Sebastian Lelio a de bonnes intentions, on en est convaincu. Il veut montrer, dès son protocole artistique au début de The Wonder, que la réalité n'est pas la fiction (et inversement), et que l'histoire qui va s'ensuivre n'est qu'une illusion. Parfait, on est perdu. Qu'est-ce qui est illusion, au juste, dans ce récit ? L'histoire
du canular alimentaire (une gamine qui prétend ne plus se nourrir que des "mânes" de ses ancêtres), la religion (une condamnation spirituelle qui serait bien malvenue), le pouvoir des femmes à fuir l'oppression (un message féministe difficile à mettre en application dans la réalité) ?

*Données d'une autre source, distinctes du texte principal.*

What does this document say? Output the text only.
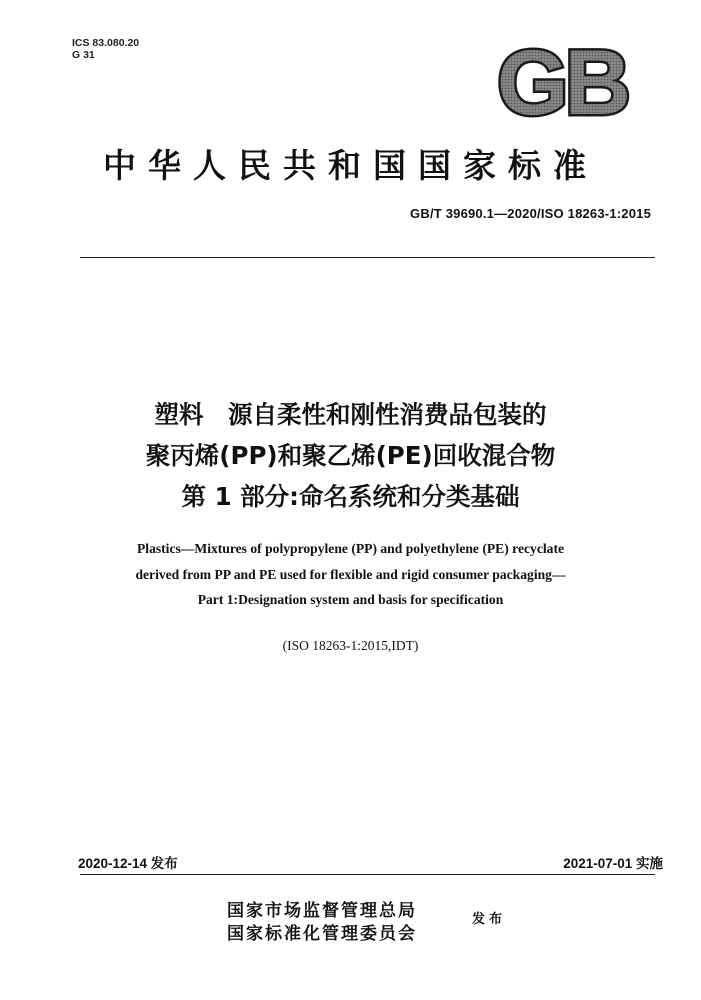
ICS 83.080.20
G 31	GB
中华人民共和国国家标准
GB/T 39690.1—2020/ISO 18263-1:2015
塑料　源自柔性和刚性消费品包装的
聚丙烯(PP)和聚乙烯(PE)回收混合物
第 1 部分:命名系统和分类基础
Plastics—Mixtures of polypropylene (PP) and polyethylene (PE) recyclate
derived from PP and PE used for flexible and rigid consumer packaging—
Part 1:Designation system and basis for specification
(ISO 18263-1:2015,IDT)
2020-12-14 发布	2021-07-01 实施
国家市场监督管理总局
国家标准化管理委员会
发布
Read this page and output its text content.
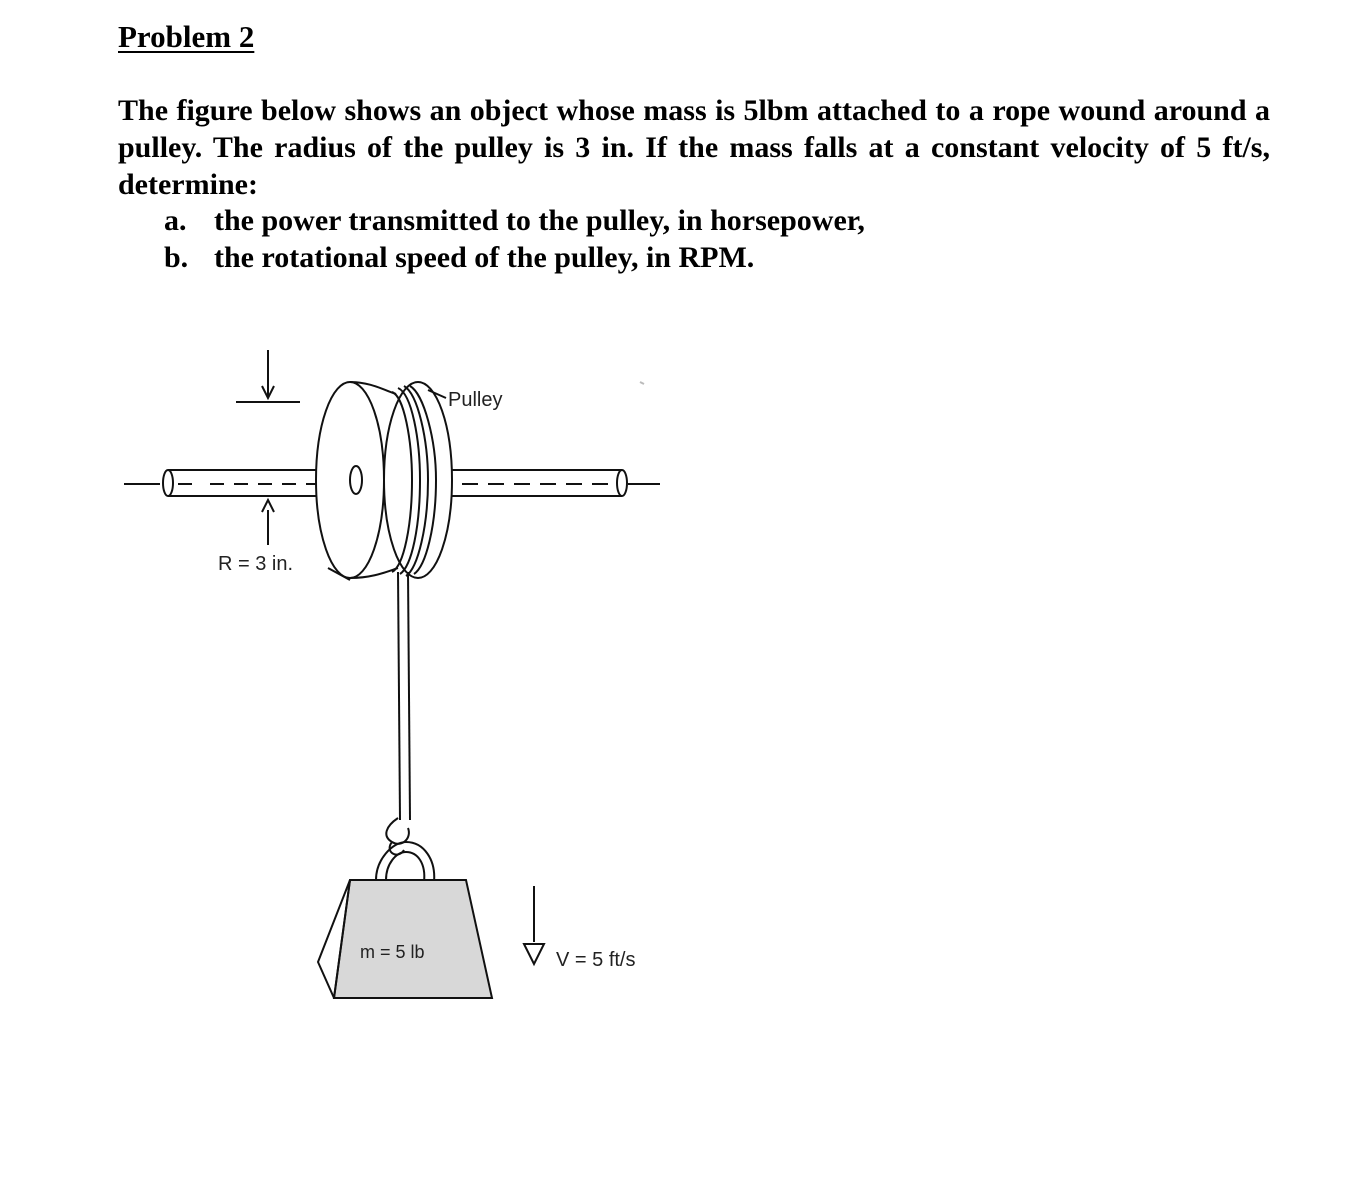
Problem 2

The figure below shows an object whose mass is 5lbm attached to a rope wound around a pulley. The radius of the pulley is 3 in. If the mass falls at a constant velocity of 5 ft/s, determine:

a. the power transmitted to the pulley, in horsepower,
b. the rotational speed of the pulley, in RPM.
Pulley
R = 3 in.
m = 5 lb	V = 5 ft/s
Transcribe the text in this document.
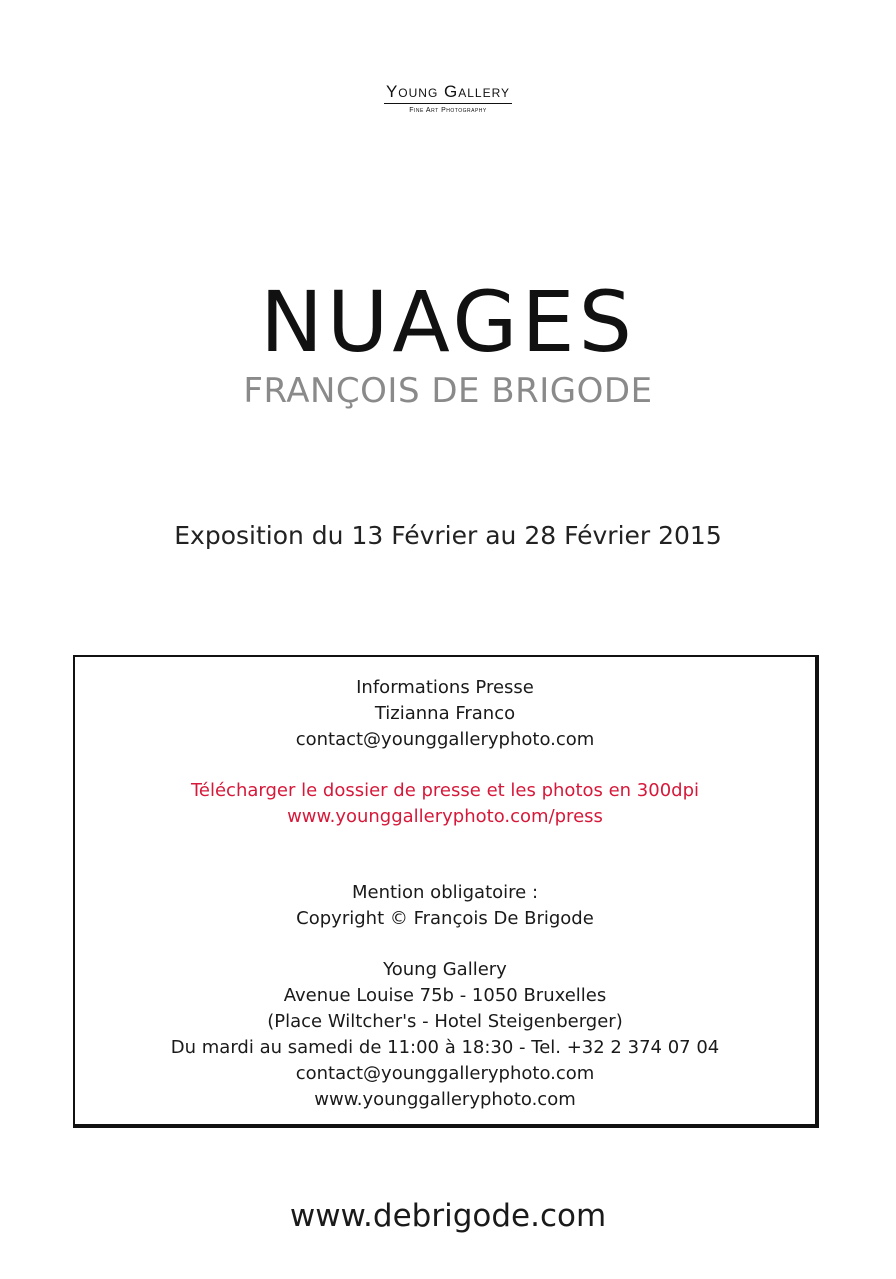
Young Gallery
Fine Art Photography
NUAGES
FRANÇOIS DE BRIGODE
Exposition du 13 Février au 28 Février 2015
Informations Presse
Tizianna Franco
contact@younggalleryphoto.com
Télécharger le dossier de presse et les photos en 300dpi
www.younggalleryphoto.com/press
Mention obligatoire :
Copyright © François De Brigode
Young Gallery
Avenue Louise 75b - 1050 Bruxelles
(Place Wiltcher's - Hotel Steigenberger)
Du mardi au samedi de 11:00 à 18:30 - Tel. +32 2 374 07 04
contact@younggalleryphoto.com
www.younggalleryphoto.com
www.debrigode.com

On ne sait pas, puisque le film se clôture de la même façon, en sortant du cadre du fictif (une balourdise de mise en scène dont on se remet mal : c'est moche, bas de plafond, ultra littéral, et très prétentieux) pour nous dire "c'est une fiction". On comblera le trou selon sa propre compréhension, chacun choisira ce que Sebastian a voulu dire. Pour notre part, entre l'entrée et la sortie du plateau, on s'est plus qu'ennuyé, avec cette histoire de mystère divin dont on cherche rapidement l'origine, voulant à la fois y croire et même temps savoir si l'on n'est pas dupé par une gamine maligne... Le rythme ne suit pas (film bien trop lent), Florence Pugh (d'habitude en forme, ici fatiguée) peine à retenir notre attention, et on est traumatisé par le nombre hallucinant de fois où on a entendu "mânes" (on pense que le dialoguiste est payé au nombre de fois où le mot apparaît, quand les dialogues sont littéralement : "Ce sont les mânes." / "Les mânes ?" / "Les mânes." / "Les mânes..."). Les filtres marron en intérieur et gris en extérieur n'arrangent pas notre enthousiasme à rester accroché au film, une béquille de plus pour nous faire comprendre le drame qui se joue (pourquoi cette petite fille s'affame ? Quel lourd secret cache-t-elle ?). On ressort de The Wonder fatigué, en ayant l'impression de n'avoir pas vraiment compris ce que Sébastian Lelio voulait nous dire, et en ayant subi cinquante fois la même scène et les mêmes dialogues. Une vraie pub de Comme J'aime.